In the past five years, green and labelled bonds have accounted for up to 20% of the total bond market in some countries from zero. Labelled bond instruments improve market transparency by providing additional information on the impact on sustainability of the underlying projects.
Globally, green bonds and labelled bonds are expected to represent over 10% of bond issuances in 2021, the report estimated.
“That growth must broaden and accelerate as the remaining 90% of the instruments traded on debt capital markets today provide very little, if any, information on their environmental impacts,” it said.
The use-of-proceeds approach for green labelling has created new levels of transparency in debt capital market transactions. This must be expanded to ensure that all debt capital market instruments, not only those labelled as green, to provide information on ESG impacts, the report added.
Asset owners, including the world’s largest banks and insurers, have reiterated bold net zero commitments to be delivered. However, the pledges do not yet cover their corporate and investment banking arms, who play a pivotal role in the origination and distribution of capital. This must change, the report said, so these deal makers can make the rapid shift to green, it said.
Jochen Krimphoff, WWF’s initiative lead for sustainable bond markets, told AsianInvestor that global asset owners, central banks, regulators and institutional investors must work together on international standards that define what is ESG-compliant, such as common taxonomy, to facilitate disclosure and transparency in debt markets.
“From an Asian investor perspective, it doesn’t make sense to have different definitions of what is green, one for Europe, one for Asia, etc. That’s really creating unnecessary friction in the capital market,” Krimphoff said.
“I think both regulators and investors realise that it’s critical for global leaders to agree on a common set of definitions, including taking into account what’s done in Europe for Asian investors [to learn from], and the other way around,” he said, adding that he believes the G20 forum and the International Platform on Sustainable Finance, co-chaired by China and Europe, could serve as good platforms to facilitate work on definitions and common grounds across the border.
“These taxonomies should be based on the same principles, be science-based, and use the same metrics, even if the specific thresholds can vary from region to region,” he said.
SUSTAINABILITY-LINKED DEBT
Krimphoff noted the rapid growth of sustainability-linked loans and bonds in the last two years is a good example of growing transparency in the debt market, despite their relatively low volume.
In these structures, issuers commit to targets for environmental or sustainability indicators. Achieving or failing to achieve them is linked to the bond coupon payment or the loan interest rates.
For instance, Japan’s largest life insurer, the $675 billion Nippon Life Insurance, has just made a 3.5 billion yen ($31.5 million) sustainability-linked loan agreement with Tokyo Century Corporation as a co-arranger, to finance the Japanese lease financing provider in cutting its carbon emission.

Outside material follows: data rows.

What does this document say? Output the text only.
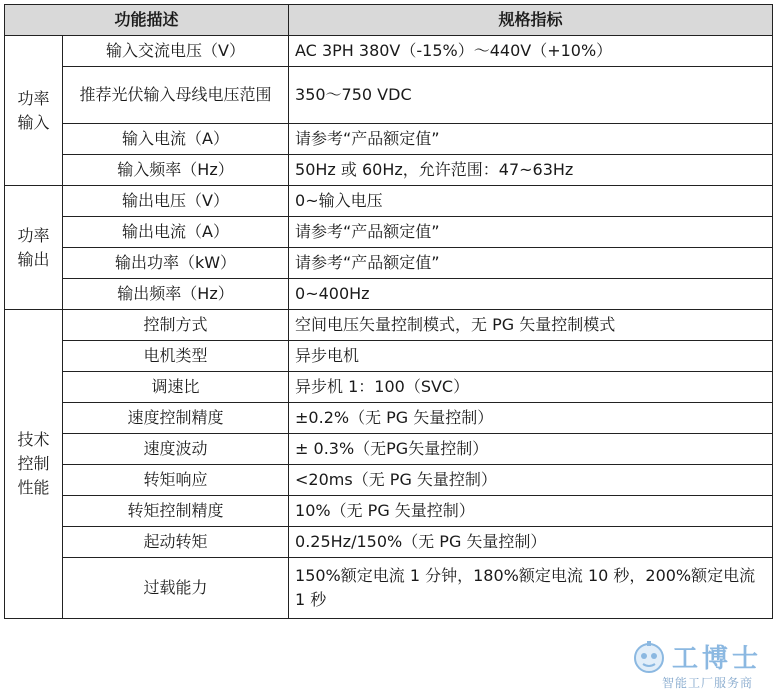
功能描述		规格指标
功率
输入	输入交流电压（V）	AC 3PH 380V（-15%）～440V（+10%）
	推荐光伏输入母线电压范围	350～750 VDC
	输入电流（A）	请参考“产品额定值”
	输入频率（Hz）	50Hz 或 60Hz，允许范围：47~63Hz
功率
输出	输出电压（V）	0~输入电压
	输出电流（A）	请参考“产品额定值”
	输出功率（kW）	请参考“产品额定值”
	输出频率（Hz）	0~400Hz
技术
控制
性能	控制方式	空间电压矢量控制模式，无 PG 矢量控制模式
	电机类型	异步电机
	调速比	异步机 1：100（SVC）
	速度控制精度	±0.2%（无 PG 矢量控制）
	速度波动	± 0.3%（无PG矢量控制）
	转矩响应	<20ms（无 PG 矢量控制）
	转矩控制精度	10%（无 PG 矢量控制）
	起动转矩	0.25Hz/150%（无 PG 矢量控制）
	过载能力	150%额定电流 1 分钟，180%额定电流 10 秒，200%额定电流 1 秒
工博士
智能工厂服务商
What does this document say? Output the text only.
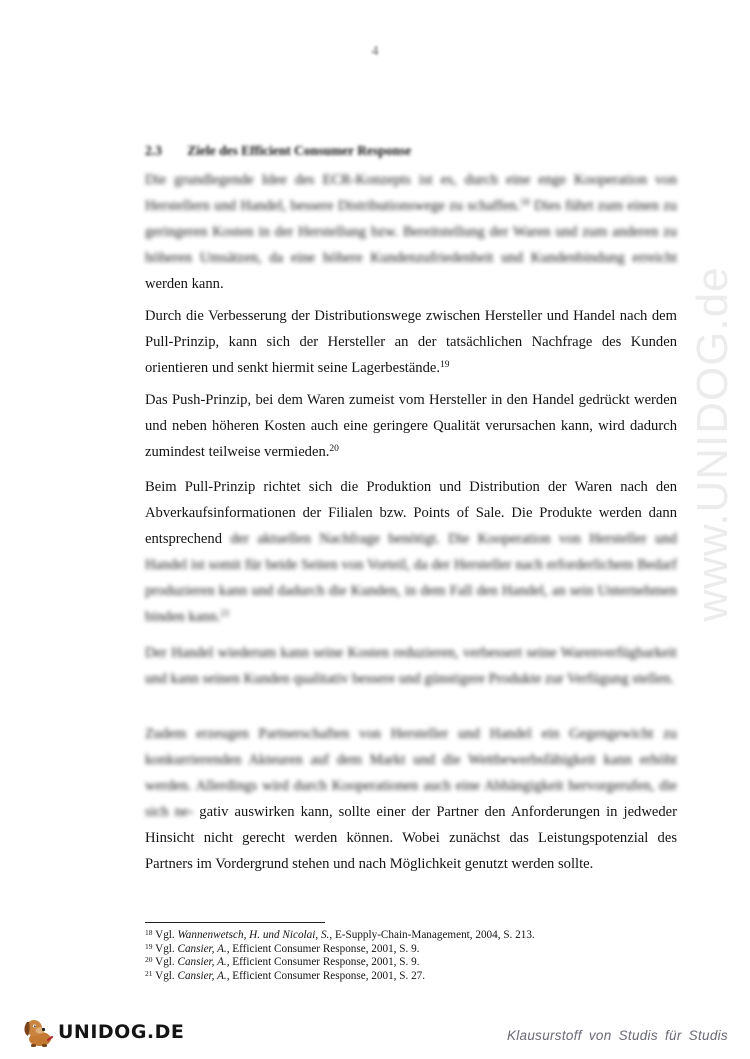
4
www.UNIDOG.de
2.3 Ziele des Efficient Consumer Response

Die grundlegende Idee des ECR-Konzepts ist es, durch eine enge Kooperation von Herstellern und Handel, bessere Distributionswege zu schaffen.$^{18}$ Dies führt zum einen zu geringeren Kosten in der Herstellung bzw. Bereitstellung der Waren und zum anderen zu höheren Umsätzen, da eine höhere Kundenzufriedenheit und Kundenbindung erreicht werden kann.

Durch die Verbesserung der Distributionswege zwischen Hersteller und Handel nach dem Pull-Prinzip, kann sich der Hersteller an der tatsächlichen Nachfrage des Kunden orientieren und senkt hiermit seine Lagerbestände.$^{19}$

Das Push-Prinzip, bei dem Waren zumeist vom Hersteller in den Handel gedrückt werden und neben höheren Kosten auch eine geringere Qualität verursachen kann, wird dadurch zumindest teilweise vermieden.$^{20}$

Beim Pull-Prinzip richtet sich die Produktion und Distribution der Waren nach den Abverkaufsinformationen der Filialen bzw. Points of Sale. Die Produkte werden dann entsprechend der aktuellen Nachfrage benötigt. Die Kooperation von Hersteller und Handel ist somit für beide Seiten von Vorteil, da der Hersteller nach erforderlichem Bedarf produzieren kann und dadurch die Kunden, in dem Fall den Handel, an sein Unternehmen binden kann.$^{21}$

Der Handel wiederum kann seine Kosten reduzieren, verbessert seine Warenverfügbarkeit und kann seinen Kunden qualitativ bessere und günstigere Produkte zur Verfügung stellen.

Zudem erzeugen Partnerschaften von Hersteller und Handel ein Gegengewicht zu konkurrierenden Akteuren auf dem Markt und die Wettbewerbsfähigkeit kann erhöht werden. Allerdings wird durch Kooperationen auch eine Abhängigkeit hervorgerufen, die sich ne- gativ auswirken kann, sollte einer der Partner den Anforderungen in jedweder Hinsicht nicht gerecht werden können. Wobei zunächst das Leistungspotenzial des Partners im Vordergrund stehen und nach Möglichkeit genutzt werden sollte.

$^{18}$ Vgl. Wannenwetsch, H. und Nicolai, S., E-Supply-Chain-Management, 2004, S. 213.
$^{19}$ Vgl. Cansier, A., Efficient Consumer Response, 2001, S. 9.
$^{20}$ Vgl. Cansier, A., Efficient Consumer Response, 2001, S. 9.
$^{21}$ Vgl. Cansier, A., Efficient Consumer Response, 2001, S. 27.
UNIDOG.DE	Klausurstoff von Studis für Studis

The loan’s interest rate may change depending on whether Tokyo Century achieves relevant carbon reduction targets in its solar power and other projects listed in the loan terms, Nippon Life announced on Sept 24.
Sustainability-linked bond issuance is expected to grow sixfold from $10 billion in 2020 to $60 billion new in 2021, the WWF report noted.

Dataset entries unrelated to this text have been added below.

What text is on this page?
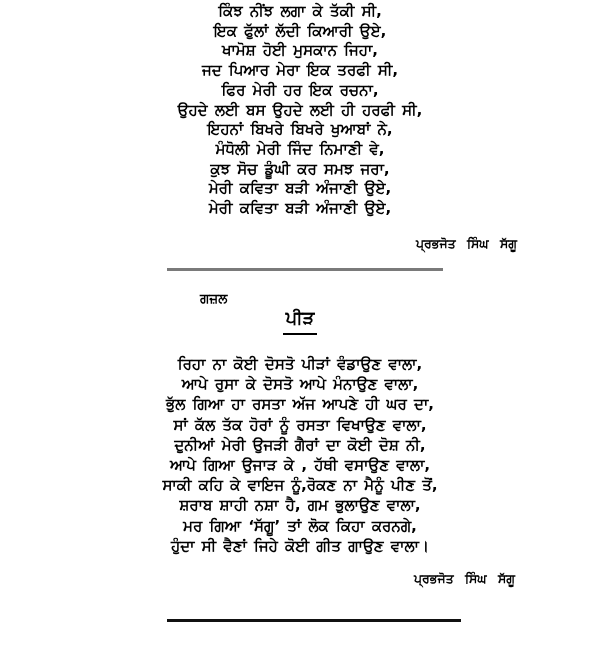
ਕਿੰਝ ਨੀਂਝ ਲਗਾ ਕੇ ਤੱਕੀ ਸੀ,
ਇਕ ਫੁੱਲਾਂ ਲੱਦੀ ਕਿਆਰੀ ਉਏ,
ਖਾਮੋਸ਼ ਹੋਈ ਮੁਸਕਾਨ ਜਿਹਾ,
ਜਦ ਪਿਆਰ ਮੇਰਾ ਇਕ ਤਰਫੀ ਸੀ,
ਫਿਰ ਮੇਰੀ ਹਰ ਇਕ ਰਚਨਾ,
ਉਹਦੇ ਲਈ ਬਸ ਉਹਦੇ ਲਈ ਹੀ ਹਰਫੀ ਸੀ,
ਇਹਨਾਂ ਬਿਖਰੇ ਬਿਖਰੇ ਖੁਆਬਾਂ ਨੇ,
ਮੰਧੋਲੀ ਮੇਰੀ ਜਿੰਦ ਨਿਮਾਣੀ ਵੇ,
ਕੁਝ ਸੋਚ ਡੂੰਘੀ ਕਰ ਸਮਝ ਜਰਾ,
ਮੇਰੀ ਕਵਿਤਾ ਬੜੀ ਅੰਜਾਣੀ ਉਏ,
ਮੇਰੀ ਕਵਿਤਾ ਬੜੀ ਅੰਜਾਣੀ ਉਏ,
ਪ੍ਰਭਜੋਤ ਸਿੰਘ ਸੱਗੂ
ਗਜ਼ਲ
ਪੀੜ
ਰਿਹਾ ਨਾ ਕੋਈ ਦੋਸਤੋ ਪੀੜਾਂ ਵੰਡਾਉਣ ਵਾਲਾ,
ਆਪੇ ਰੁਸਾ ਕੇ ਦੋਸਤੋ ਆਪੇ ਮੰਨਾਉਣ ਵਾਲਾ,
ਭੁੱਲ ਗਿਆ ਹਾ ਰਸਤਾ ਅੱਜ ਆਪਣੇ ਹੀ ਘਰ ਦਾ,
ਸਾਂ ਕੱਲ ਤੱਕ ਹੋਰਾਂ ਨੂੰ ਰਸਤਾ ਵਿਖਾਉਣ ਵਾਲਾ,
ਦੁਨੀਆਂ ਮੇਰੀ ਉਜੜੀ ਗੈਰਾਂ ਦਾ ਕੋਈ ਦੋਸ਼ ਨੀ,
ਆਪੇ ਗਿਆ ਉਜਾੜ ਕੇ , ਹੱਥੀ ਵਸਾਉਣ ਵਾਲਾ,
ਸਾਕੀ ਕਹਿ ਕੇ ਵਾਇਜ ਨੂੰ,ਰੋਕਣ ਨਾ ਮੈਨੂੰ ਪੀਣ ਤੋਂ,
ਸ਼ਰਾਬ ਸ਼ਾਹੀ ਨਸ਼ਾ ਹੈ, ਗਮ ਭੁਲਾਉਣ ਵਾਲਾ,
ਮਰ ਗਿਆ ‘ਸੱਗੂ’ ਤਾਂ ਲੋਕ ਕਿਹਾ ਕਰਨਗੇ,
ਹੁੰਦਾ ਸੀ ਵੈਣਾਂ ਜਿਹੇ ਕੋਈ ਗੀਤ ਗਾਉਣ ਵਾਲਾ।
ਪ੍ਰਭਜੋਤ ਸਿੰਘ ਸੱਗੂ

These transition commitments by issuers must have relevant indicators and ambitious short and medium-term targets. A nature-related Key Performance Indicator (KPI) developed under the Science Based Targets for Nature (SBT-N) framework should become a mandatory feature of every Sustainability-Linked Bond instrument as soon as these become available in 2022 the earliest, the WWF’s report said.
“Science-based targets for climate and nature are needed to strengthen the credibility of these instruments and the robustness of the underlying key-performance metrics,” Krimphoff said.